For instance, meta-llama/Llama-2-70b-chat-hf would require ~140 GB of GPU memory to load on a single device, plus the memory for activations. With 80 transformer layers, we could partition them across 8, 5, 4, or 2 devices.

python generate/sequentially.py \
  --checkpoint_dir checkpoints/meta-llama/Llama-2-70b-chat-hf \
  --max_new_tokens 256 \
  --num_samples 2

Using A100 40GB GPUs, we need to use at least 4. You can control the number of devices by setting the CUDA_VISIBLE_DEVICES= environment variable.
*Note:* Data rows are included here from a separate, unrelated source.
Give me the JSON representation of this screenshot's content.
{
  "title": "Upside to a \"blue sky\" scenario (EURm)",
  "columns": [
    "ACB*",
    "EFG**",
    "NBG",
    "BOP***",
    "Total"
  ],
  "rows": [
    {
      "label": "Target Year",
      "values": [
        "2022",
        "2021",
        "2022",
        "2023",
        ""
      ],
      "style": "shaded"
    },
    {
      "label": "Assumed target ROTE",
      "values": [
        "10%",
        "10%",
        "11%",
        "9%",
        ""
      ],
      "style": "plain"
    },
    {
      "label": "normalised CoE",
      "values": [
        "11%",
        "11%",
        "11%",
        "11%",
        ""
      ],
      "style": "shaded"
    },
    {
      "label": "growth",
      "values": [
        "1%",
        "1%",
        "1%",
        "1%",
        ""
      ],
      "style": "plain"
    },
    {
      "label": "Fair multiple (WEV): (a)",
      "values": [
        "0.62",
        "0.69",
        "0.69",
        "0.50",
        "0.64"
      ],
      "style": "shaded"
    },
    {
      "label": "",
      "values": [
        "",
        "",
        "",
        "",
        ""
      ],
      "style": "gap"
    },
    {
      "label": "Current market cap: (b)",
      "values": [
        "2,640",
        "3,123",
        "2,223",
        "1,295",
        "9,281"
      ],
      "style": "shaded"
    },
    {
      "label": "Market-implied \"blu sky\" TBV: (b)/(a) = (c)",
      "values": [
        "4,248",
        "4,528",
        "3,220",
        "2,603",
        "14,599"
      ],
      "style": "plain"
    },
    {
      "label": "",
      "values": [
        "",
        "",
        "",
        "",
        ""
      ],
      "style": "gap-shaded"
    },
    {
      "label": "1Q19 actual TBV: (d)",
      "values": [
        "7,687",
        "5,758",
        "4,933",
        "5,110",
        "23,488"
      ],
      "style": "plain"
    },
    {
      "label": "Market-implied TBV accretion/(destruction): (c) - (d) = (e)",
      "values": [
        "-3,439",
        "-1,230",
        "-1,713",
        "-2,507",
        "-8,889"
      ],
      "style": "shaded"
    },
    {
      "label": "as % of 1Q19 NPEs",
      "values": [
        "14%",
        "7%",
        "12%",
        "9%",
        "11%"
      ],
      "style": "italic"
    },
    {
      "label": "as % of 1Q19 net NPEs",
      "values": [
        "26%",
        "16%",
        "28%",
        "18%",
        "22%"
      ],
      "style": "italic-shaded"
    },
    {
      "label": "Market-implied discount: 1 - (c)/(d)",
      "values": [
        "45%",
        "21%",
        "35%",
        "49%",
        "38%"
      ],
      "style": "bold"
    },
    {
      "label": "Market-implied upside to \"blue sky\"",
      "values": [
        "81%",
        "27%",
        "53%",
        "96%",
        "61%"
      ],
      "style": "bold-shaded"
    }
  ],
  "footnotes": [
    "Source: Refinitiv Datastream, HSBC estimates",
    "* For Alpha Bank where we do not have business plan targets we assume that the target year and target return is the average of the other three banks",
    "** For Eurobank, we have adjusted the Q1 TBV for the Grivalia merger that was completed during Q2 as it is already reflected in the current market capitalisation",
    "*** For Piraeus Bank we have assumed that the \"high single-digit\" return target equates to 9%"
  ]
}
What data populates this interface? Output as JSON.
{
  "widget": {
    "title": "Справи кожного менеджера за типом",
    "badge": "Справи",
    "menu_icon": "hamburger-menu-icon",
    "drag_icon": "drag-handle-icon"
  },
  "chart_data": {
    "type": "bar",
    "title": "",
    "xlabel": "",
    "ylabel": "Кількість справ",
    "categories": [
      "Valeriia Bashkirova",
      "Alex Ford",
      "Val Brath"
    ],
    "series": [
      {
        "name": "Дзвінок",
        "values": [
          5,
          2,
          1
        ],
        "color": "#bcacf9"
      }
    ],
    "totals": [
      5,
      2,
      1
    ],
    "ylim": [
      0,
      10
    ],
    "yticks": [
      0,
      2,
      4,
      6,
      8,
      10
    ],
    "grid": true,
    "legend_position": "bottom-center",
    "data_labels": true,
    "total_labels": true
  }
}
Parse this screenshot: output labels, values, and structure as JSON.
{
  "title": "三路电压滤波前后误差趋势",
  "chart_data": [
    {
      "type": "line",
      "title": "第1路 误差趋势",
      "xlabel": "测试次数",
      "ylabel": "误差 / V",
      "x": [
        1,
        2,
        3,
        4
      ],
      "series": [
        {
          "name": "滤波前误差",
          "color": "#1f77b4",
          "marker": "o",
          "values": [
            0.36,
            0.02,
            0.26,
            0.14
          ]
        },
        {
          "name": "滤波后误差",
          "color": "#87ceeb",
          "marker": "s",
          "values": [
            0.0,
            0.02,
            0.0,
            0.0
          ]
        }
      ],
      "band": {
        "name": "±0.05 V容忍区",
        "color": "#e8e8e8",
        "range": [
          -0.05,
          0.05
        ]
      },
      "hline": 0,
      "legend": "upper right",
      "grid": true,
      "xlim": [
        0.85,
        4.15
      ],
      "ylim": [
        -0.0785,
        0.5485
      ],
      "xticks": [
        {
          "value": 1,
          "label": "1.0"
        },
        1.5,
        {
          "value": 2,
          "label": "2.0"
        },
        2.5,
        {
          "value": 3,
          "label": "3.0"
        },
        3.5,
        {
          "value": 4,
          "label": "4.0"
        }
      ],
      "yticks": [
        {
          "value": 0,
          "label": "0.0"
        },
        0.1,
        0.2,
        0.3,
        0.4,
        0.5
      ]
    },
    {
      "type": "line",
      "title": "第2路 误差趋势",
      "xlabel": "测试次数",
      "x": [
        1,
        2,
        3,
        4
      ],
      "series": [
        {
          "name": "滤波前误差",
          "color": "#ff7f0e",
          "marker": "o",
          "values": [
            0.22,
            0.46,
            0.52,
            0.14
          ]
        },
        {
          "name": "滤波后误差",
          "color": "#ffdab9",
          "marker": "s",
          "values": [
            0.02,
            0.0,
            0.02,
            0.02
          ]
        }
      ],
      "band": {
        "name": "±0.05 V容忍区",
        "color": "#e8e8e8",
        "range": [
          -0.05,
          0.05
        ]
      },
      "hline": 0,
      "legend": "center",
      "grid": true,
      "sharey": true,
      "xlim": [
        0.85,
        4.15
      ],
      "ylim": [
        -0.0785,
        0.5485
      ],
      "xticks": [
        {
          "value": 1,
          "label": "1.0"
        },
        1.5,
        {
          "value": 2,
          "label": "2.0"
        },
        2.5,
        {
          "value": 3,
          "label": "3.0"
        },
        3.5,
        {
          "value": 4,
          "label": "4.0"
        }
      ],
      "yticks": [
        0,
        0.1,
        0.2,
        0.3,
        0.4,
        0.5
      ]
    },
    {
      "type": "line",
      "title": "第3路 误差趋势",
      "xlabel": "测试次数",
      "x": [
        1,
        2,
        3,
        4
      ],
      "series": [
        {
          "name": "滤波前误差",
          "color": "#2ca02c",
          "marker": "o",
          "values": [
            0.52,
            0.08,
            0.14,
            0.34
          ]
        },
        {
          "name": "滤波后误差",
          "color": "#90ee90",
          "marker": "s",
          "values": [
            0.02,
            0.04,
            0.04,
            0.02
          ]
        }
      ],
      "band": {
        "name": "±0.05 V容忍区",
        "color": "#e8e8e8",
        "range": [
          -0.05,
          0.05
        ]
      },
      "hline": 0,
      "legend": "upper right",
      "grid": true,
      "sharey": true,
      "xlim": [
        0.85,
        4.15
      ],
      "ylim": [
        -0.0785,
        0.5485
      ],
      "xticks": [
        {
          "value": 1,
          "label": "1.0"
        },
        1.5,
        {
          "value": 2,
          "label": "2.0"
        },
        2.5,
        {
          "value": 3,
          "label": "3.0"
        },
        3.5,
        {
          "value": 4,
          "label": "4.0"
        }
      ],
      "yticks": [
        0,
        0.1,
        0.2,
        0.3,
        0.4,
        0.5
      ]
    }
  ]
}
Devices Max GPU RAM Token/sec
2 OOM -
4 35.36 GB 7.48
5 28.72 GB 7.45
8 18.35 GB 7.42

Note that the memory usage will also depend on the max_new_tokens value used.

The script also supports quantization, using 4-bit precision, we can now use 2 GPUs

python generate/sequentially.py \
  --checkpoint_dir checkpoints/meta-llama/Llama-2-70b-chat-hf \
  --max_new_tokens 256 \
  --num_samples 2 \
  --quantize bnb.nf4-dq
Devices Max GPU RAM Token/sec
2 19.99 GB 8.60
4 10.80 GB 8.12
5 8.96 GB 8.09
8 6.23 GB 8.00

Smaller devices can also be used to run inference with this technique.